Does cuda contexts provide any data isolation? For instance, if two applications run concurrently and use different contexts is it possible for the first one to access the data of the second? If there is protection how it is achieved?
Generally, a CUDA context can be thought of as being analogous to a process. This statement is directly made in the programming guide description of a context. You may wish to read that linked section.
Like processes, contexts generally have isolation between them. A counter-example would be CUDA IPC.
I don’t have any details for “how it is achieved”. However to test the idea, you could take an address from one context, and attempt to dereference that address in another context. You will find that you won’t be able to successfully dereference the address. This could be done for example with host-based IPC to pass the address from one process to another, or perhaps a more “manual” method.
1 Like
What will happen if I create an application that allocates all the GPU memory and sets it to zero. Then inside the kernel, I will print all the memory addresses. From a second application, I will start a kernel. From this kernel, I will print all the GPU memory. Can I print the same values?
How would you do that?
I don’t think so. That is the point of the isolation.
Why not try it? I think your thought experiment here has flaws or nonsense wrapped into it:
- I create an application that allocates all the GPU memory and sets it to zero.
- Then inside the kernel, I will print all the memory addresses
- From a second application, I will start a kernel.
So far, so good. No issues, and your thought experiment so far makes sense.
- From this kernel, I will print all the GPU memory.
???
How will you do that? You would need a pointer of some sort, right? Where are you going to get that pointer?
Anyway, it really doesn’t matter how you arrive at the pointer. It certainly could not be arrived at through a valid operation like cudaMalloc, because you have already allocated all the memory, so cudaMalloc would presumably return an out of memory error. Therefore your pointer will be arrived at by some bizarre method. Any such pointer would not be valid in the memory space of the 2nd context, and any attempted usage would trigger a protection fault, just as if you dereferenced a null pointer, or accessed out of bounds, etc.
Anyway, try it.
(I am using the words “protection fault” loosely. The GPU has a method to detect illegal address space accesses. It would detect such an access in the context of the 2nd kernel in this scenario. I’m not suggesting “protection fault” means whatever you think it means. I’m suggesting the GPU would detect the illegal access in some unspecified fashion, and would do something catastrophic to the context.)
It occurs to me later that perhaps you are talking about the idea of data “leaking” from one application to another. After the first application exits, is there a possibility for a subsequent app to read data “left behind” by the first application. I don’t know if CUDA happens to provide guarantees against this (it may, I’m just not able to cite any at the moment), but my simple test suggests it is at least not typical:
$ cat t2257.cu
#include <iostream>
#include <cstdlib>
const int val = 33;
int main(int argc, char *argv[]){
unsigned char *p;
const size_t ds = 31ULL*1048576*1024;
cudaMalloc(&p, ds);
if (argc > 1){
unsigned char *h;
h = (unsigned char *)malloc(ds);
cudaMemcpy(h, p, ds, cudaMemcpyDeviceToHost);
for (int i = 0; i < ds; i++) if (h[i] == val) std::cout << "match at index: " << i << std::endl;
}
else {
cudaMemset(p, val, ds);}
}
$ nvcc -o t2257 t2257.cu
$ compute-sanitizer ./t2257
========= COMPUTE-SANITIZER
========= ERROR SUMMARY: 0 errors
$ compute-sanitizer ./t2257 1
========= COMPUTE-SANITIZER
========= ERROR SUMMARY: 0 errors
$
This is on a 32GB V100, CUDA 11.4. Similar results are observed without the use of compute-sanitizer and over a number of runs. So it appears there may be some scrubbing going on.

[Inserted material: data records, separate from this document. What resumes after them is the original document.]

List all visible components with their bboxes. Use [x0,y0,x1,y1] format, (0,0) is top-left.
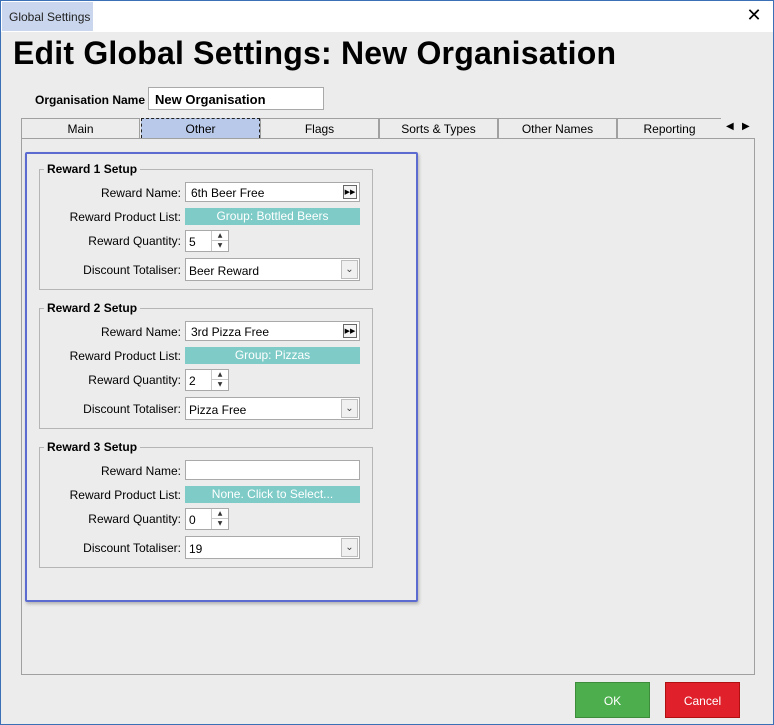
reward-3-totaliser-value: 19 [189,542,203,556]
fast-forward-icon[interactable]: ▶▶ [343,324,357,338]
spin-buttons: ▲ ▼ [211,509,228,529]
reward-2-name-value: 3rd Pizza Free [191,325,270,339]
tab-other-names[interactable]: Other Names [498,118,617,138]
reward-1-product-label: Reward Product List: [69,210,181,224]
reward-2-quantity-stepper[interactable]: 2 ▲ ▼ [185,369,229,391]
tab-flags[interactable]: Flags [260,118,379,138]
global-settings-window: Global Settings ✕ Edit Global Settings: … [0,0,774,725]
reward-2-totaliser-value: Pizza Free [189,403,247,417]
spin-down-icon[interactable]: ▼ [212,241,228,251]
chevron-down-icon[interactable]: ⌄ [341,260,358,279]
reward-2-product-button[interactable]: Group: Pizzas [185,347,360,364]
reward-1-product-button[interactable]: Group: Bottled Beers [185,208,360,225]
reward-3-totaliser-select[interactable]: 19 ⌄ [185,536,360,559]
reward-1-title: Reward 1 Setup [44,162,141,176]
chevron-down-icon[interactable]: ⌄ [341,399,358,418]
reward-3-totaliser-label: Discount Totaliser: [83,541,181,555]
spin-up-icon[interactable]: ▲ [212,370,228,380]
reward-3-name-input[interactable] [185,460,360,480]
reward-2-quantity-value: 2 [189,374,196,388]
reward-1-name-input[interactable]: 6th Beer Free ▶▶ [185,182,360,202]
chevron-down-icon[interactable]: ⌄ [341,538,358,557]
reward-1-quantity-stepper[interactable]: 5 ▲ ▼ [185,230,229,252]
reward-3-quantity-stepper[interactable]: 0 ▲ ▼ [185,508,229,530]
organisation-name-input[interactable]: New Organisation [148,87,324,110]
spin-down-icon[interactable]: ▼ [212,380,228,390]
reward-2-totaliser-label: Discount Totaliser: [83,402,181,416]
reward-3-product-label: Reward Product List: [69,488,181,502]
title-bar: Global Settings ✕ [1,1,773,32]
reward-2-title: Reward 2 Setup [44,301,141,315]
spin-down-icon[interactable]: ▼ [212,519,228,529]
cancel-button[interactable]: Cancel [665,682,740,718]
spin-buttons: ▲ ▼ [211,370,228,390]
tab-main[interactable]: Main [21,118,140,138]
fast-forward-icon[interactable]: ▶▶ [343,185,357,199]
reward-1-totaliser-value: Beer Reward [189,264,260,278]
page-title: Edit Global Settings: New Organisation [13,35,617,71]
reward-1-quantity-value: 5 [189,235,196,249]
ok-button[interactable]: OK [575,682,650,718]
reward-2-product-label: Reward Product List: [69,349,181,363]
reward-1-totaliser-label: Discount Totaliser: [83,263,181,277]
reward-1-totaliser-select[interactable]: Beer Reward ⌄ [185,258,360,281]
reward-3-title: Reward 3 Setup [44,440,141,454]
reward-2-name-label: Reward Name: [100,325,181,339]
spin-buttons: ▲ ▼ [211,231,228,251]
reward-3-quantity-value: 0 [189,513,196,527]
reward-1-group: Reward 1 Setup Reward Name: 6th Beer Fre… [39,162,373,290]
reward-1-name-value: 6th Beer Free [191,186,265,200]
window-title: Global Settings [2,2,93,31]
reward-2-group: Reward 2 Setup Reward Name: 3rd Pizza Fr… [39,301,373,429]
reward-1-name-label: Reward Name: [100,186,181,200]
reward-3-group: Reward 3 Setup Reward Name: Reward Produ… [39,440,373,568]
tab-scroll-left-icon[interactable]: ◀ [726,121,734,132]
reward-3-name-label: Reward Name: [100,464,181,478]
close-icon[interactable]: ✕ [745,6,763,26]
spin-up-icon[interactable]: ▲ [212,509,228,519]
reward-2-quantity-label: Reward Quantity: [88,373,181,387]
reward-3-product-button[interactable]: None. Click to Select... [185,486,360,503]
tab-scroll-right-icon[interactable]: ▶ [742,121,750,132]
settings-tabs: Main Other Flags Sorts & Types Other Nam… [21,117,755,138]
reward-3-quantity-label: Reward Quantity: [88,512,181,526]
spin-up-icon[interactable]: ▲ [212,231,228,241]
tab-sorts-types[interactable]: Sorts & Types [379,118,498,138]
reward-1-quantity-label: Reward Quantity: [88,234,181,248]
reward-2-totaliser-select[interactable]: Pizza Free ⌄ [185,397,360,420]
organisation-name-label: Organisation Name [35,93,146,107]
tab-reporting[interactable]: Reporting [617,118,721,138]
reward-2-name-input[interactable]: 3rd Pizza Free ▶▶ [185,321,360,341]
tab-other[interactable]: Other [141,118,260,138]
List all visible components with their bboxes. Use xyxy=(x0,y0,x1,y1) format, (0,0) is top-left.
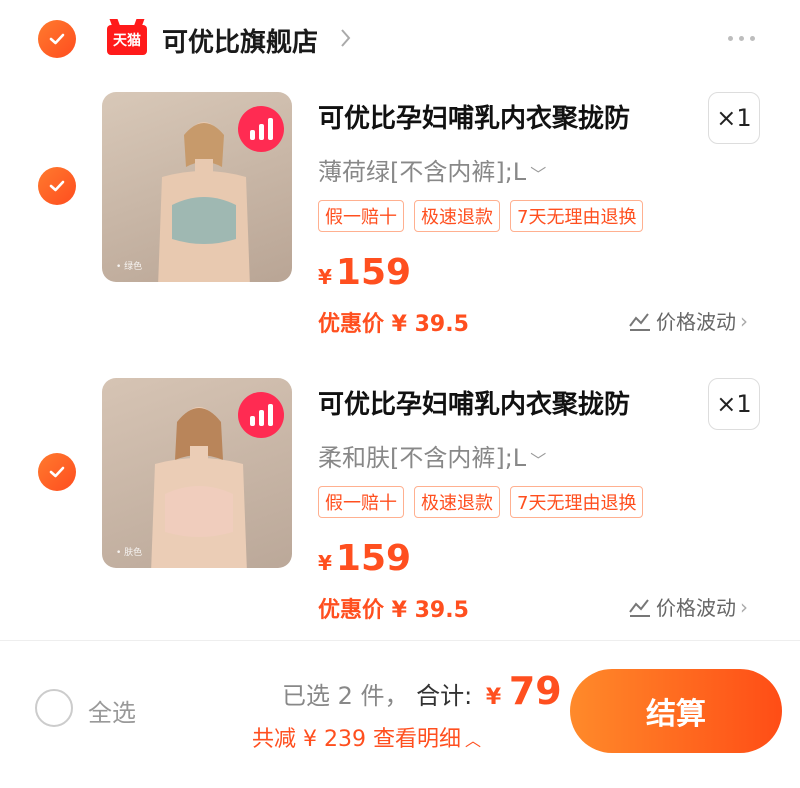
checkout-bar: 全选 已选 2 件， 合计: ¥ 79 共减 ¥ 239 查看明细 ︿ 结算 xyxy=(0,640,800,788)
price-trend-link[interactable]: 价格波动 › xyxy=(628,306,748,335)
tmall-logo: 天猫 xyxy=(107,25,147,55)
service-tags: 假一赔十 极速退款 7天无理由退换 xyxy=(318,486,644,518)
promo-price: 优惠价 ¥ 39.5 xyxy=(318,598,469,623)
service-tag: 假一赔十 xyxy=(318,486,404,518)
image-caption: • 绿色 xyxy=(116,262,143,272)
discount-details-link[interactable]: 共减 ¥ 239 查看明细 ︿ xyxy=(252,721,481,753)
service-tag: 极速退款 xyxy=(414,200,500,232)
variant-label: 柔和肤[不含内裤];L xyxy=(318,444,527,472)
more-options-icon[interactable] xyxy=(728,36,755,41)
cart-item[interactable]: • 肤色 可优比孕妇哺乳内衣聚拢防 ×1 柔和肤[不含内裤];L ﹀ 假一赔十 极… xyxy=(0,378,800,638)
quantity-button[interactable]: ×1 xyxy=(708,92,760,144)
live-badge-icon xyxy=(238,392,284,438)
product-image[interactable]: • 绿色 xyxy=(102,92,292,282)
check-icon xyxy=(49,33,65,45)
quantity-button[interactable]: ×1 xyxy=(708,378,760,430)
service-tag: 7天无理由退换 xyxy=(510,200,644,232)
service-tag: 假一赔十 xyxy=(318,200,404,232)
check-icon xyxy=(49,466,65,478)
total-label: 合计: xyxy=(416,682,473,710)
item-checkbox[interactable] xyxy=(38,453,76,491)
variant-selector[interactable]: 柔和肤[不含内裤];L ﹀ xyxy=(318,438,546,473)
product-title[interactable]: 可优比孕妇哺乳内衣聚拢防 xyxy=(318,384,630,421)
price-trend-link[interactable]: 价格波动 › xyxy=(628,592,748,621)
item-checkbox[interactable] xyxy=(38,167,76,205)
variant-selector[interactable]: 薄荷绿[不含内裤];L ﹀ xyxy=(318,152,546,187)
image-caption: • 肤色 xyxy=(116,548,143,558)
chevron-right-icon[interactable] xyxy=(338,24,354,52)
select-all-label[interactable]: 全选 xyxy=(88,693,136,728)
total-currency: ¥ xyxy=(485,685,502,710)
item-price: ¥159 xyxy=(318,538,412,579)
total-amount: 79 xyxy=(508,669,562,713)
check-icon xyxy=(49,180,65,192)
product-image[interactable]: • 肤色 xyxy=(102,378,292,568)
live-badge-icon xyxy=(238,106,284,152)
variant-label: 薄荷绿[不含内裤];L xyxy=(318,158,527,186)
service-tags: 假一赔十 极速退款 7天无理由退换 xyxy=(318,200,644,232)
select-all-radio[interactable] xyxy=(35,689,73,727)
store-header[interactable]: 天猫 可优比旗舰店 xyxy=(0,0,800,80)
cart-store-card: 天猫 可优比旗舰店 • 绿色 可优比孕妇哺乳内衣聚拢防 ×1 薄荷绿[不含内裤]… xyxy=(0,0,800,640)
chevron-up-icon: ︿ xyxy=(464,731,481,750)
service-tag: 极速退款 xyxy=(414,486,500,518)
promo-price: 优惠价 ¥ 39.5 xyxy=(318,312,469,337)
item-price: ¥159 xyxy=(318,252,412,293)
product-title[interactable]: 可优比孕妇哺乳内衣聚拢防 xyxy=(318,98,630,135)
checkout-button[interactable]: 结算 xyxy=(570,669,782,753)
selected-count: 已选 2 件， xyxy=(282,682,409,710)
order-summary: 已选 2 件， 合计: ¥ 79 xyxy=(282,669,562,713)
chevron-down-icon: ﹀ xyxy=(530,165,547,184)
price-chart-icon xyxy=(629,598,650,617)
service-tag: 7天无理由退换 xyxy=(510,486,644,518)
store-checkbox[interactable] xyxy=(38,20,76,58)
store-name[interactable]: 可优比旗舰店 xyxy=(162,22,318,59)
chevron-down-icon: ﹀ xyxy=(530,451,547,470)
price-chart-icon xyxy=(629,312,650,331)
cart-item[interactable]: • 绿色 可优比孕妇哺乳内衣聚拢防 ×1 薄荷绿[不含内裤];L ﹀ 假一赔十 极… xyxy=(0,92,800,352)
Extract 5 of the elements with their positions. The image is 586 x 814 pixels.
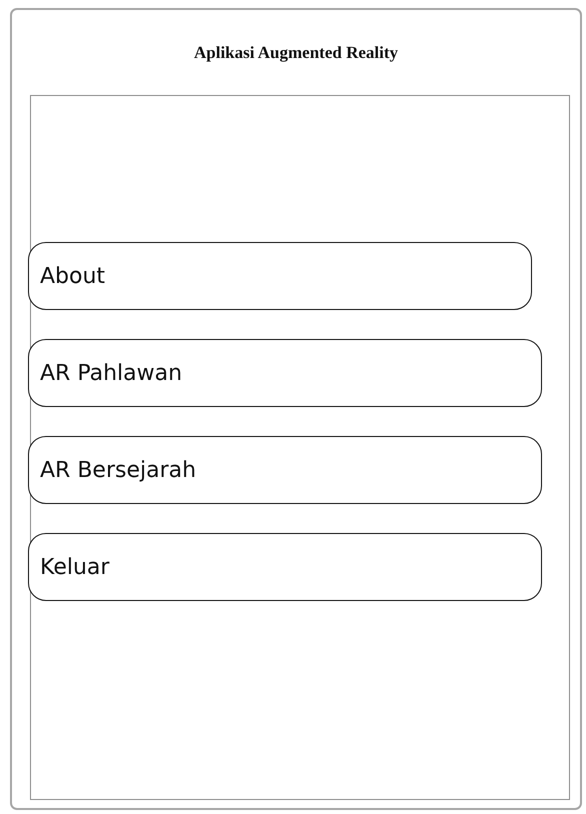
menu-button[interactable]: About <box>28 242 532 310</box>
menu-button[interactable]: AR Bersejarah <box>28 436 542 504</box>
menu-button[interactable]: Keluar <box>28 533 542 601</box>
window-title: Aplikasi Augmented Reality <box>192 42 400 64</box>
menu-button[interactable]: AR Pahlawan <box>28 339 542 407</box>
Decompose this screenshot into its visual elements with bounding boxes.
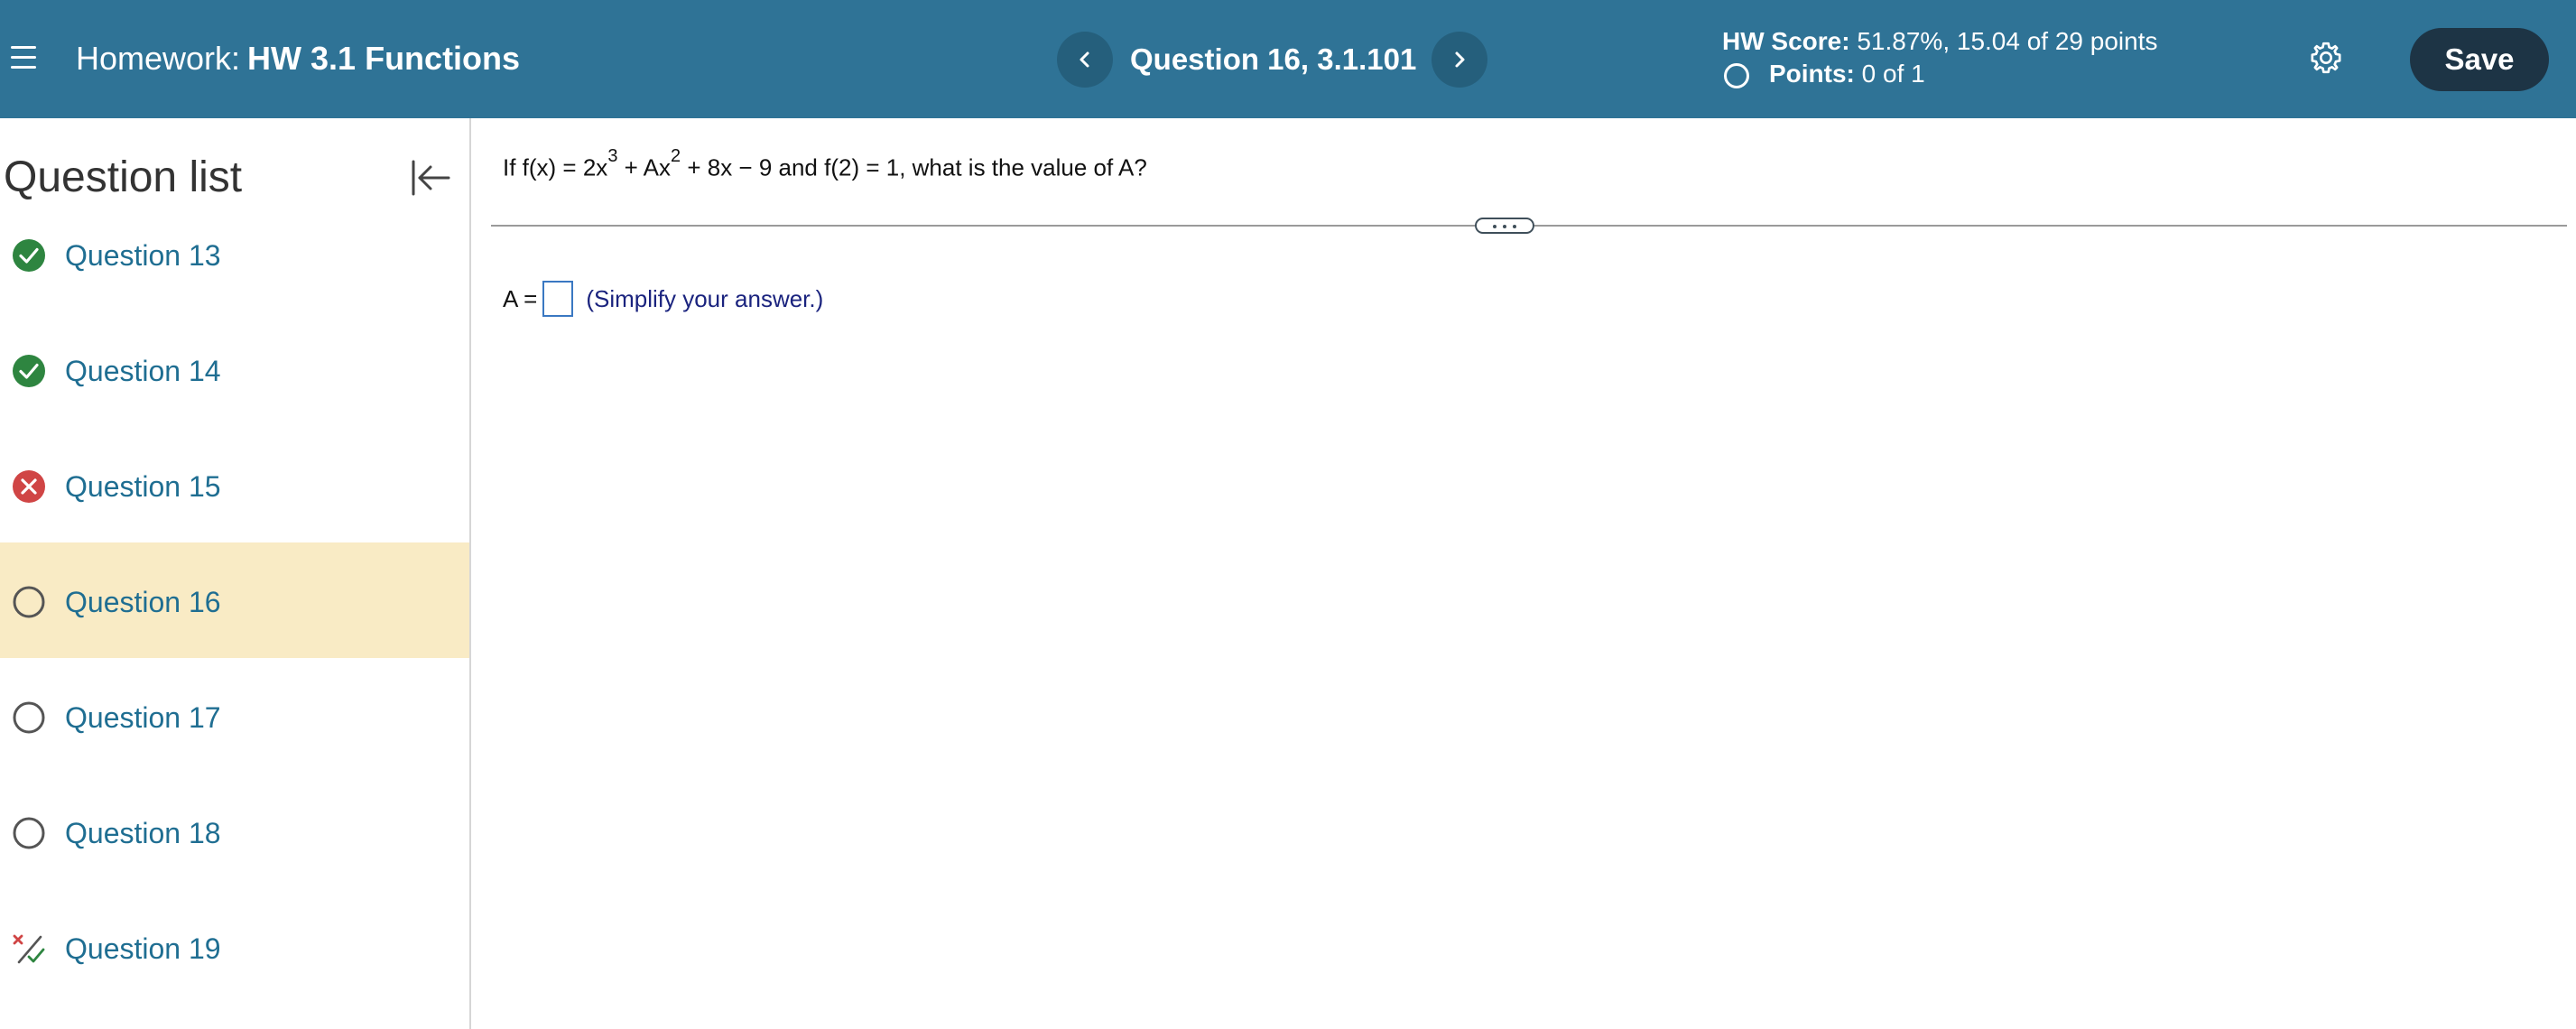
homework-prefix: Homework: [76,40,241,77]
check-circle-icon [13,355,45,387]
points-label: Points: [1769,60,1855,88]
score-block: HW Score: 51.87%, 15.04 of 29 points Poi… [1722,25,2158,90]
menu-icon[interactable] [11,44,38,71]
gear-icon[interactable] [2308,40,2344,76]
question-prompt: If f(x) = 2x3 + Ax2 + 8x − 9 and f(2) = … [503,145,1147,184]
answer-label: A = [503,285,538,313]
question-list-item-16[interactable]: Question 16 [0,542,469,658]
question-label: Question 15 [65,470,221,503]
points-value: 0 of 1 [1861,60,1925,88]
points-status-icon [1724,63,1749,88]
top-header: Homework: HW 3.1 Functions Question 16, 3… [0,0,2576,118]
prompt-text-3: + 8x − 9 and f(2) = 1, what is the value… [681,153,1147,181]
homework-title: Homework: HW 3.1 Functions [76,40,520,78]
question-pane: If f(x) = 2x3 + Ax2 + 8x − 9 and f(2) = … [473,118,2576,1029]
question-label: Question 16 [65,586,221,618]
empty-circle-icon [13,701,45,734]
answer-hint: (Simplify your answer.) [586,285,824,313]
question-list-item-19[interactable]: Question 19 [0,889,469,1005]
exponent-1: 3 [607,146,618,166]
prompt-text-1: If f(x) = 2x [503,153,608,181]
divider-handle[interactable] [1475,218,1534,234]
save-button[interactable]: Save [2410,28,2549,91]
previous-question-button[interactable] [1057,32,1113,88]
check-circle-icon [13,239,45,272]
answer-input[interactable] [542,281,574,318]
question-list-item-13[interactable]: Question 13 [0,196,469,311]
question-list-item-18[interactable]: Question 18 [0,774,469,889]
collapse-sidebar-icon[interactable] [409,156,452,199]
question-label: Question 19 [65,932,221,965]
points: Points: 0 of 1 [1722,58,2158,90]
question-label: Question 17 [65,701,221,734]
homework-name: HW 3.1 Functions [247,40,521,77]
hw-score-value: 51.87%, 15.04 of 29 points [1857,27,2158,55]
empty-circle-icon [13,586,45,618]
question-label: Question 18 [65,817,221,849]
question-list-sidebar: Question list Question 13 Question 14 Qu… [0,118,471,1029]
empty-circle-icon [13,817,45,849]
question-label: Question 14 [65,355,221,387]
answer-row: A = (Simplify your answer.) [503,279,824,318]
x-circle-icon [13,470,45,503]
question-label: Question 13 [65,239,221,272]
chevron-right-icon [1455,51,1465,68]
hw-score: HW Score: 51.87%, 15.04 of 29 points [1722,25,2158,58]
question-list-item-17[interactable]: Question 17 [0,658,469,774]
question-list-item-15[interactable]: Question 15 [0,427,469,542]
hw-score-label: HW Score: [1722,27,1850,55]
question-list-item-14[interactable]: Question 14 [0,311,469,427]
next-question-button[interactable] [1432,32,1487,88]
question-title: Question 16, 3.1.101 [1130,42,1417,76]
prompt-text-2: + Ax [617,153,671,181]
exponent-2: 2 [670,146,681,166]
chevron-left-icon [1080,51,1089,68]
partial-credit-icon [13,934,45,964]
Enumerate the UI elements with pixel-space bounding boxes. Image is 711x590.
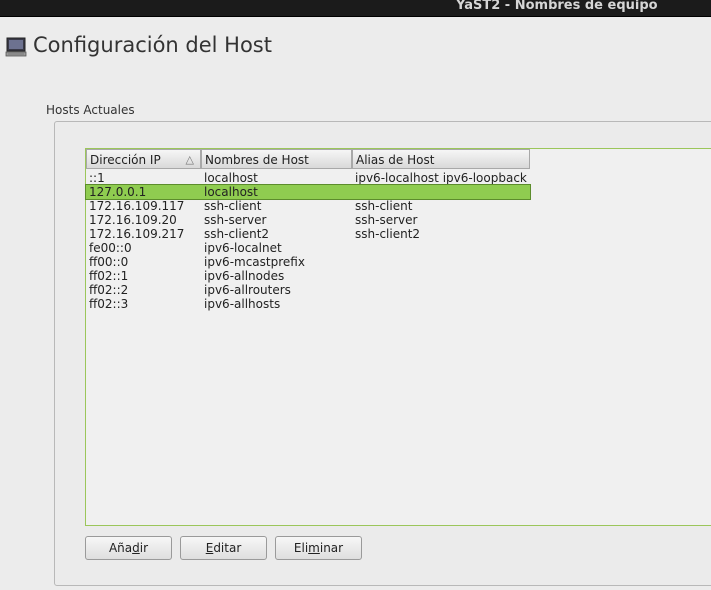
table-row[interactable]: ff02::2 ipv6-allrouters — [86, 283, 530, 297]
table-body: ::1 localhost ipv6-localhost ipv6-loopba… — [85, 171, 531, 311]
cell-alias: ssh-client — [355, 199, 413, 213]
column-header-ip[interactable]: Dirección IP △ — [86, 149, 201, 169]
column-header-alias[interactable]: Alias de Host — [352, 149, 530, 169]
cell-hostname: ipv6-mcastprefix — [204, 255, 305, 269]
table-row[interactable]: fe00::0 ipv6-localnet — [86, 241, 530, 255]
cell-ip: fe00::0 — [89, 241, 132, 255]
table-row[interactable]: ff00::0 ipv6-mcastprefix — [86, 255, 530, 269]
computer-monitor-icon — [5, 37, 27, 57]
edit-button[interactable]: Editar — [180, 536, 267, 560]
group-label: Hosts Actuales — [46, 103, 135, 117]
cell-hostname: ssh-client — [204, 199, 262, 213]
table-row[interactable]: 172.16.109.217 ssh-client2 ssh-client2 — [86, 227, 530, 241]
page-title: Configuración del Host — [33, 33, 272, 57]
delete-button[interactable]: Eliminar — [275, 536, 362, 560]
cell-ip: 172.16.109.20 — [89, 213, 177, 227]
cell-hostname: ssh-server — [204, 213, 267, 227]
table-row-selected[interactable]: 127.0.0.1 localhost — [85, 184, 531, 200]
table-header: Dirección IP △ Nombres de Host Alias de … — [86, 149, 530, 170]
cell-ip: 127.0.0.1 — [89, 185, 147, 199]
cell-ip: 172.16.109.217 — [89, 227, 185, 241]
cell-ip: ff02::2 — [89, 283, 129, 297]
cell-hostname: ipv6-allrouters — [204, 283, 291, 297]
cell-ip: ff02::1 — [89, 269, 129, 283]
column-header-label: Nombres de Host — [205, 153, 309, 167]
cell-hostname: ipv6-localnet — [204, 241, 282, 255]
column-header-label: Alias de Host — [356, 153, 435, 167]
cell-hostname: ipv6-allnodes — [204, 269, 285, 283]
cell-hostname: ipv6-allhosts — [204, 297, 281, 311]
cell-hostname: ssh-client2 — [204, 227, 270, 241]
cell-hostname: localhost — [204, 171, 258, 185]
cell-ip: ff02::3 — [89, 297, 129, 311]
table-row[interactable]: ff02::3 ipv6-allhosts — [86, 297, 530, 311]
column-header-label: Dirección IP — [90, 153, 161, 167]
cell-alias: ssh-client2 — [355, 227, 421, 241]
cell-alias: ipv6-localhost ipv6-loopback — [355, 171, 527, 185]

Thank you very much for your response. So there are multiple TLBs (one per context?) that perform the virtual to physical address translation and when a kernel from a context performs illegal accesses this leads to an error?
I don’t know any of those details. Yes, when a kernel performs an illegal access, it leads to an error.
(OK. If you access an array one byte beyond the end of a valid allocation, and you do not use a tool like compute-sanitizer, you may not see an error. But this really isn’t the case being discussed. And certainly if you access far enough beyond the end of a valid allocation, you will see an error.)
1 Like
The GPU is a collection of multiple independent engines that can run different contexts simultaneously. The two most common engines are the GR (3D + 2D + compute) and the Asynchronous Copy Engine. Each engine can run 1 context at a time. Each engine has a separate page table pointer via the context. On a context switch the TLBs are invalidated.
1 Like
This topic was automatically closed 14 days after the last reply. New replies are no longer allowed.